Il y a encore une quinzaine d’années, l’objectif suprême était d’être signé chez un label. C’était synonyme de réussite et cela laissait présager une carrière. Maintenant les garanties ne sont plus si stables, surtout pour un jeune groupe qui ne connait rien du milieu ni de la manière dont l’argent, quand il y en a, est géré. Comme les disques ne se vendent plus, certains labels doivent proposer des contrats très défavorables aux artistes, cherchant à se protéger d’un éventuel échec en les prenant à la gorge, au maximum. Par conséquent, être signé peut rapidement devenir un cadeau empoisonné. Je suis diplômé en commerce et j’ai donc pu approcher un avocat et lui demander comment comprendre un contrat musical, comment anticiper les différences entre les pays, comment négocier les points les plus intéressants pour nous afin que tout reste équitable. Mais au final, avec Roadrunner Records, nous sommes en de très bonnes mains quelle que soit la filiale, et nous avons vraiment un contrat très adapté, qui nous permettra si possible de faire un bout de carrière.

Comment définiriez-vous le mot « djent » qui circule assez facilement chez nous pour caractériser votre musique ?
Disons, pour faire court, que cela vient d’une manière un peu plus musclée de jouer des accords puissants, tout en ajoutant une quinte à l’octave. Si le son est suffisamment précis et agressif, on obtient un effet très mécanique au spectre plus large que sur un simple accord de rock. Il est bien sûr plus facile d’avoir le « djent » sur du matériel approprié, à lampes par exemple, que sur un ampli de poche à dix dollars ; aussi utilisons-nous des Axe Fx Ultra de chez Fractal Audio avec lesquels nous jouons sur scène et avons enregistré tout l’album.

La musique de Periphery a-t-elle toujours été composée pour trois guitares ?
Pour la plupart, oui, dans la mesure où nous raisonnons beaucoup en terme de couches musicales. Il nous semble, avec notre matériel, très important d’ajouter de la substance aux guitares afin d’obtenir un son très compact et nous laisser le plus de liberté possible. Misha a écrit la quasi-totalité de l’album en réfléchissant sur plusieurs strates, ce qui nous permet de proposer sur scène une musique cohérente et puissante.

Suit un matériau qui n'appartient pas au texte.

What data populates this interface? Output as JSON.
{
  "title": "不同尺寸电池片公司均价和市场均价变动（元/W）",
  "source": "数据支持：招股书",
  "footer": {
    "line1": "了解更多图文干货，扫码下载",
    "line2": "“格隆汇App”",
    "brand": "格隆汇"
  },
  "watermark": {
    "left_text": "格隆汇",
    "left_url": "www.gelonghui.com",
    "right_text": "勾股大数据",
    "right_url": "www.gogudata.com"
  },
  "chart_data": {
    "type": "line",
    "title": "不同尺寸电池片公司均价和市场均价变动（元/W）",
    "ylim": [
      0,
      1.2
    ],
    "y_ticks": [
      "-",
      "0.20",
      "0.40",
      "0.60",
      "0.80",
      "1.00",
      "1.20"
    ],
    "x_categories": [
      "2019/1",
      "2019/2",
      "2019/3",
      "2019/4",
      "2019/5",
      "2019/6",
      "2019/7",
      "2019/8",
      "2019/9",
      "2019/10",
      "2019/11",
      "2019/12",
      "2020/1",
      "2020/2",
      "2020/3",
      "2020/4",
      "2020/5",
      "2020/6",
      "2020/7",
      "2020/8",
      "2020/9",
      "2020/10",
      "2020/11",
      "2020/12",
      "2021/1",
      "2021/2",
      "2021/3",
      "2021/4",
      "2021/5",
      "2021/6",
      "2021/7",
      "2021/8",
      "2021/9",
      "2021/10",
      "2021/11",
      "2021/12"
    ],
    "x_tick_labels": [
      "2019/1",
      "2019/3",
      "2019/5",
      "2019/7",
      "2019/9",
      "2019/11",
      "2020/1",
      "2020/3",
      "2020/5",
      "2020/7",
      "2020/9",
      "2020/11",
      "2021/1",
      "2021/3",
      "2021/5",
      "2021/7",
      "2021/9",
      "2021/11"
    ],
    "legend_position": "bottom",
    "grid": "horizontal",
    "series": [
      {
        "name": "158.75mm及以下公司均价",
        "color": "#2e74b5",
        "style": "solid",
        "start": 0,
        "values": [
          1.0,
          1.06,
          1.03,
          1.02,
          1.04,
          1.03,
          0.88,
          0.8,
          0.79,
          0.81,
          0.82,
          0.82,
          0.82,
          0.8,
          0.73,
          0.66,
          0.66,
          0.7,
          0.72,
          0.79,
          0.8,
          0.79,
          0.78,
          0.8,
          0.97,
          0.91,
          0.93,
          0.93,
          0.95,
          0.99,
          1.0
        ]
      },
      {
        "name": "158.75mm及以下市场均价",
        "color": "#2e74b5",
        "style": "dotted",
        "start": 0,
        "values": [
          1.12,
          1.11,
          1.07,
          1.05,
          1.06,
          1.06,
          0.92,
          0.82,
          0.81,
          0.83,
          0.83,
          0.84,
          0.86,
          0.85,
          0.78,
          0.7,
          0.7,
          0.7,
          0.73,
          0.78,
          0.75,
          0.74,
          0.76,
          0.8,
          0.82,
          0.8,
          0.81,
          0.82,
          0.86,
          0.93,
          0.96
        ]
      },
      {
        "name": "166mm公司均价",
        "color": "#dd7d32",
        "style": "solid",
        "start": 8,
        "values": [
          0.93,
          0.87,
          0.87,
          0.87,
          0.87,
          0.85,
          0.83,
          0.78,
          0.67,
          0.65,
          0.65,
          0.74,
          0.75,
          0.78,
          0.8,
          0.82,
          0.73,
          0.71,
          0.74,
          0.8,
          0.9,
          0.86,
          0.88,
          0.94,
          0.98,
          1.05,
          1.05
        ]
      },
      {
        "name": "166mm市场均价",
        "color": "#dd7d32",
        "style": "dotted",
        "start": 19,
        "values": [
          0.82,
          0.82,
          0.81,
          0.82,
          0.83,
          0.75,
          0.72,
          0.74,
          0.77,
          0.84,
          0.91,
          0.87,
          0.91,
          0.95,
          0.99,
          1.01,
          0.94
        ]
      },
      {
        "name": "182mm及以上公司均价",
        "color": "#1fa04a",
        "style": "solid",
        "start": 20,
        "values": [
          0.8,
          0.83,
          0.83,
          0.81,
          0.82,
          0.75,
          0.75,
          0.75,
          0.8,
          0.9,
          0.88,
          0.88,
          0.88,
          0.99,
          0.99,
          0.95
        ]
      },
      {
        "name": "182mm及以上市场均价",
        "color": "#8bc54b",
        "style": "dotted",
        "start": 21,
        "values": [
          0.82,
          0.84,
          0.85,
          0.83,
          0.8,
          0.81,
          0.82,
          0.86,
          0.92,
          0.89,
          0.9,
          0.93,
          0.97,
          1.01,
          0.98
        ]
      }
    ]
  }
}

Pensez-vous que le processus de composition peut-être ouvert à tous les membres sur les prochains albums ou laisserez-vous encore Misha aux commandes ?
Nous essaierons toujours de jouer la meilleure musique possible, telle que nous la concevons, indépendamment de sa provenance. Jusqu’à présent, Misha a élaboré tout le matériel musical, en bâtissant ce groupe autour de sa perception musicale, et cela a très bien marché. Nous insisterons probablement donc pour que le processus de composition passe en priorité par Misha, pour rester loyal aux origines de Periphery et rester dans une certaine cohérence. Ce qui ne veut pas dire que nous ne nous impliquerons pas. Nous proposerons des idées, des paroles, comme nous l’avons déjà fait, mais Bulb doit rester à notre avis le décideur et la plaque tournante de toutes nos créations.